Specificity – There is a one-to-one relationship between the exposure and outcome. Note that this is uncommon in reality.
Temporal sequence – The exposure must precede outcome (to exclude reverse causation).
Biological gradient – Changes in the intensity of the exposure results in a change in the severity or risk of the outcome (i.e. a dose-response relationship).
Biological plausibility – There is a potential biological mechanism which explains the association.
Coherence – The relationship found agrees with the current knowledge of the natural history/biology of the disease.
Experiment – Removal of the exposure alters the frequency of the outcome.
Analogy – The relationship is in line with (i.e. analogous to) other established cause-effect relationships. For example, knowing of the teratogenic effects of thalidomide, we may accept a cause-effect relationship for a similar agent based on slighter evidence.
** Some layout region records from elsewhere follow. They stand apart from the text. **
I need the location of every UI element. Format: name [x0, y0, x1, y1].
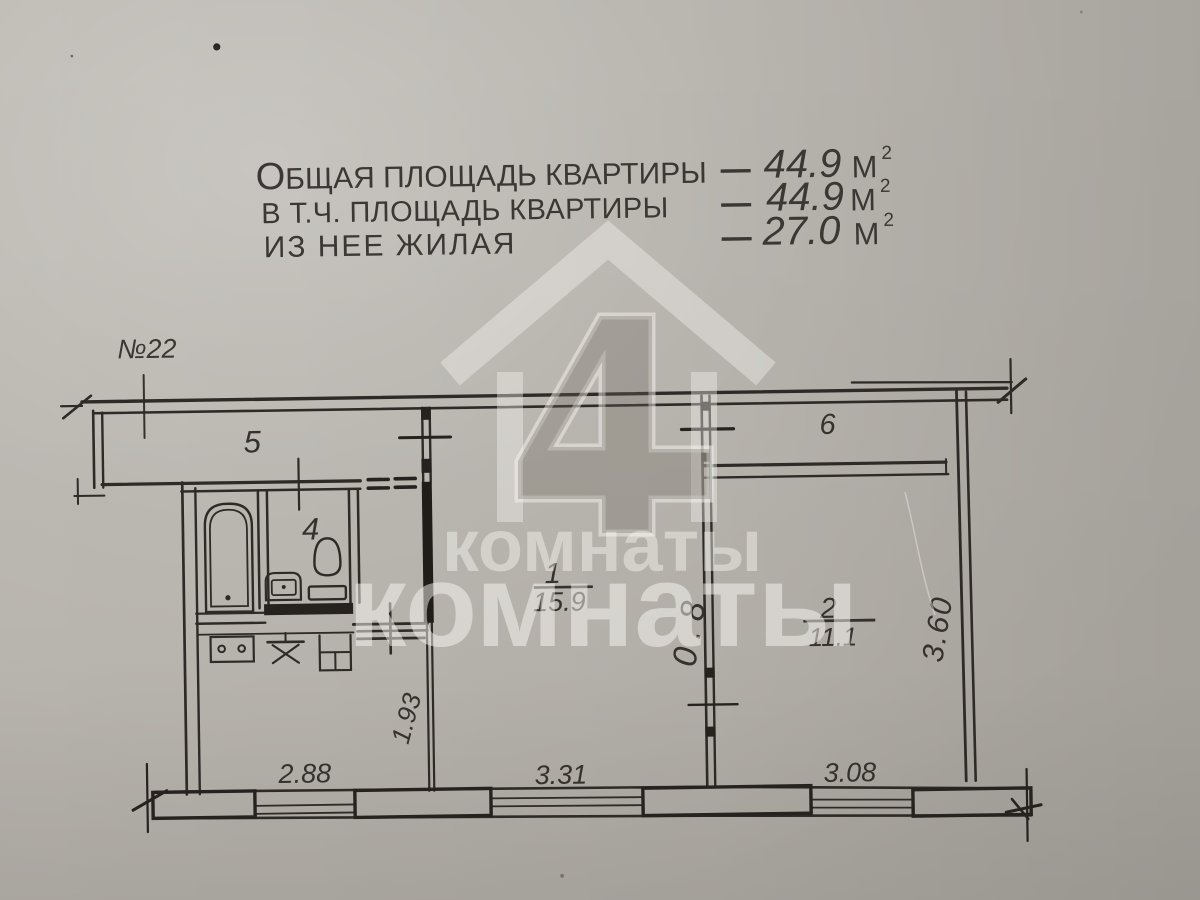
svg-text:ИЗ НЕЕ ЖИЛАЯ: ИЗ НЕЕ ЖИЛАЯ — [263, 227, 516, 264]
svg-text:2: 2 — [880, 176, 891, 197]
svg-text:6: 6 — [819, 409, 836, 441]
svg-text:5: 5 — [243, 424, 262, 459]
svg-text:М: М — [851, 149, 877, 184]
svg-text:3.08: 3.08 — [823, 757, 876, 788]
svg-text:комнаты: комнаты — [348, 540, 859, 672]
svg-text:4: 4 — [302, 511, 320, 546]
svg-text:3.31: 3.31 — [534, 759, 587, 790]
svg-text:2: 2 — [883, 210, 894, 231]
svg-text:27.0: 27.0 — [761, 209, 841, 254]
svg-text:2.88: 2.88 — [277, 758, 331, 789]
svg-text:№22: №22 — [117, 334, 177, 365]
svg-text:М: М — [853, 216, 879, 251]
svg-text:М: М — [850, 182, 876, 217]
svg-text:2: 2 — [881, 143, 892, 164]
Although widely used, the criteria are not without criticism. Rothman argues that Hill did not propose these criteria as a checklist for evaluating whether a reported association might be interpreted as causal, but they have been widely applied in this way. He contends that the Bradford Hill criteria fail to deliver on the hope of clearly distinguishing causal from non-causal relations.²

For example, the first criterion 'strength of association' does not take into account the fact that not every component cause will have a strong association with the disease it produces, or that strength of association also depends on the prevalence of other factors.²

In terms of the third criterion, 'specificity', which suggests that a relationship is more likely to be causal if the exposure is related to a single outcome, Rothman argues that this criterion is misleading as a cause may have many effects, for example smoking.²

The fifth criterion, ‘biological gradient’ suggests that the plausibility of a causal association is increased if a dose-response curve can be demonstated.³ However, such relationships may also result from confounding or other biases.^2,3

According to Rothman, the only criterion that can be considered as a true causal criterion is 'temporality', that is that the cause precedes the effect. It may be difficult, however, to ascertain the time sequence for cause and effect.²

The process of causal inference is complex and arriving at a tentative inference of a causal or non-causal nature of an association is a subjective process. For a comprehensive discussion on causality, refer to Rothman.²

References

Hill AB. The environment and disease; association or causation? Proc R Soc Med 1965; 58:295-300.
Rothman KJ. Epidemiology: An Introduction (2^nd edition). Oxford University Press, 2012.
Lucas RM, McMichael A. Association or Causation: evaluating links between 'environment and disease'. Bull World Health Org 2005; 83(10): 792-795.